Towards the end of the novel, the McGavocks realize that a wealthy neighbor who owns most of their land (John having sold it off, piece by piece over the years to finance, at first, his family's lifestyle and later, his incessant drinking, the only activity which gives him solace) has decided to dig up the graves of the boys who died on the McGavock property - on the carpets, the floors, the porch, in the yard, and whose amputated limbs were dumped like so much chattel out of the kitchen windows and doors during cruel field operations. This neighbor hates the Confederacy because his only son left to fight for the Cause and was killed instantly on the Franklin battlefield. Carrie musters every ounce of rage, horror, and deviousness in her heart and mind and blackmails old Mr. Baylor into leaving the ground undisturbed. It is then that Carrie McGavock undertakes the greatest project of her life: turning those fields into one of the largest, if not the largest, Confederate cemetery in existence, erecting a marker at each grave and keeping a detailed log of each soldier in a book that never leaves her side as she makes her daily rounds, dressed in old, neatly-mended black, accompanied by the faithful (and psychically gifted) Mariah. Carrie continues these rounds into her old, widowed age, and the novel is nicely bookended by scenes of her, going about her caretaker's business, in 1894, when a mysterious man returns to Carnton. If you've read this far, you already know that Zachariah Cashwell, suffering from consumption, has come back to his home - which is both Carrie and Carnton - to die.

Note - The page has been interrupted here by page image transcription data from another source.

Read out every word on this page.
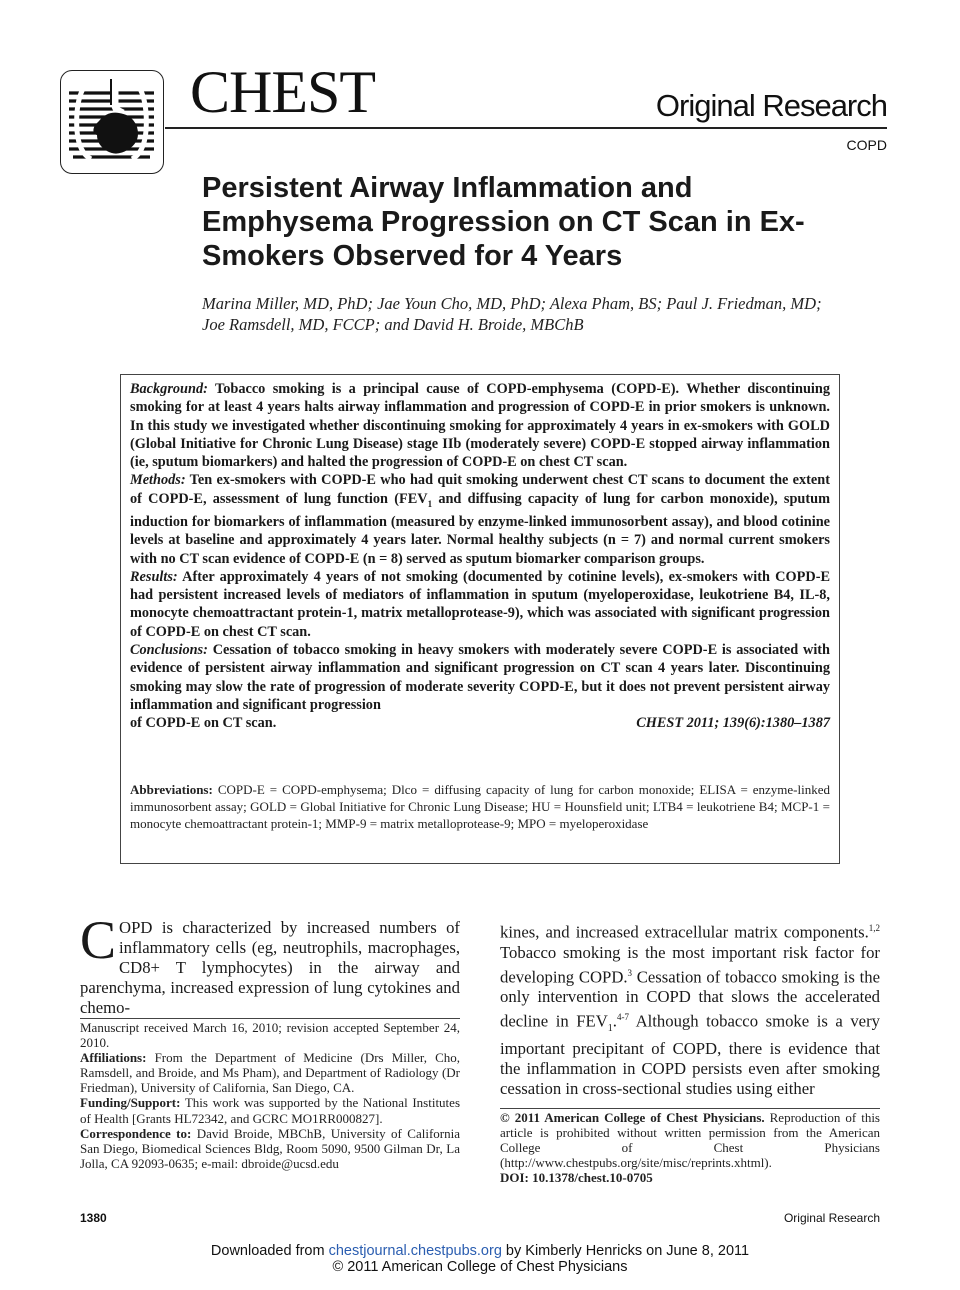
CHEST	Original Research
COPD
Persistent Airway Inflammation and Emphysema Progression on CT Scan in Ex-Smokers Observed for 4 Years
Marina Miller, MD, PhD; Jae Youn Cho, MD, PhD; Alexa Pham, BS; Paul J. Friedman, MD;
Joe Ramsdell, MD, FCCP; and David H. Broide, MBChB

Background: Tobacco smoking is a principal cause of COPD-emphysema (COPD-E). Whether discontinuing smoking for at least 4 years halts airway inflammation and progression of COPD-E in prior smokers is unknown. In this study we investigated whether discontinuing smoking for approximately 4 years in ex-smokers with GOLD (Global Initiative for Chronic Lung Disease) stage IIb (moderately severe) COPD-E stopped airway inflammation (ie, sputum biomarkers) and halted the progression of COPD-E on chest CT scan.

Methods: Ten ex-smokers with COPD-E who had quit smoking underwent chest CT scans to document the extent of COPD-E, assessment of lung function ($FEV_1$ and diffusing capacity of lung for carbon monoxide), sputum induction for biomarkers of inflammation (measured by enzyme-linked immunosorbent assay), and blood cotinine levels at baseline and approximately 4 years later. Normal healthy subjects (n = 7) and normal current smokers with no CT scan evidence of COPD-E (n = 8) served as sputum biomarker comparison groups.

Results: After approximately 4 years of not smoking (documented by cotinine levels), ex-smokers with COPD-E had persistent increased levels of mediators of inflammation in sputum (myeloperoxidase, leukotriene B4, IL-8, monocyte chemoattractant protein-1, matrix metalloprotease-9), which was associated with significant progression of COPD-E on chest CT scan.

Conclusions: Cessation of tobacco smoking in heavy smokers with moderately severe COPD-E is associated with evidence of persistent airway inflammation and significant progression on CT scan 4 years later. Discontinuing smoking may slow the rate of progression of moderate severity COPD-E, but it does not prevent persistent airway inflammation and significant progression

of COPD-E on CT scan.	CHEST 2011; 139(6):1380–1387
Abbreviations: COPD-E = COPD-emphysema; Dlco = diffusing capacity of lung for carbon monoxide; ELISA = enzyme-linked immunosorbent assay; GOLD = Global Initiative for Chronic Lung Disease; HU = Hounsfield unit; LTB4 = leukotriene B4; MCP-1 = monocyte chemoattractant protein-1; MMP-9 = matrix metalloprotease-9; MPO = myeloperoxidase
COPD is characterized by increased numbers of inflammatory cells (eg, neutrophils, macrophages, CD8+ T lymphocytes) in the airway and parenchyma, increased expression of lung cytokines and chemo-
kines, and increased extracellular matrix components.$^{1,2}$ Tobacco smoking is the most important risk factor for developing COPD.$^3$ Cessation of tobacco smoking is the only intervention in COPD that slows the accelerated decline in $FEV_1.^{4-7}$ Although tobacco smoke is a very important precipitant of COPD, there is evidence that the inflammation in COPD persists even after smoking cessation in cross-sectional studies using either

Manuscript received March 16, 2010; revision accepted September 24, 2010.

Affiliations: From the Department of Medicine (Drs Miller, Cho, Ramsdell, and Broide, and Ms Pham), and Department of Radiology (Dr Friedman), University of California, San Diego, CA.

Funding/Support: This work was supported by the National Institutes of Health [Grants HL72342, and GCRC MO1RR000827].

Correspondence to: David Broide, MBChB, University of California San Diego, Biomedical Sciences Bldg, Room 5090, 9500 Gilman Dr, La Jolla, CA 92093-0635; e-mail: dbroide@ucsd.edu

© 2011 American College of Chest Physicians. Reproduction of this article is prohibited without written permission from the American College of Chest Physicians (http://www.chestpubs.org/site/misc/reprints.xhtml).

DOI: 10.1378/chest.10-0705

1380	Original Research
Downloaded from chestjournal.chestpubs.org by Kimberly Henricks on June 8, 2011
© 2011 American College of Chest Physicians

What struck me most, besides the honesty and keen attention to detail of Hicks' novel, was the fact that Carrie McGavock was a real person and Hicks leaves no stone unturned in his research. It's a beautiful, haunting, and excellently-written book that I strongly recommend to anyone with a love of history, Americana, true patriotism, human compassion, and the strength of the human spirit.

*GwtW remains my favorite novel to this day.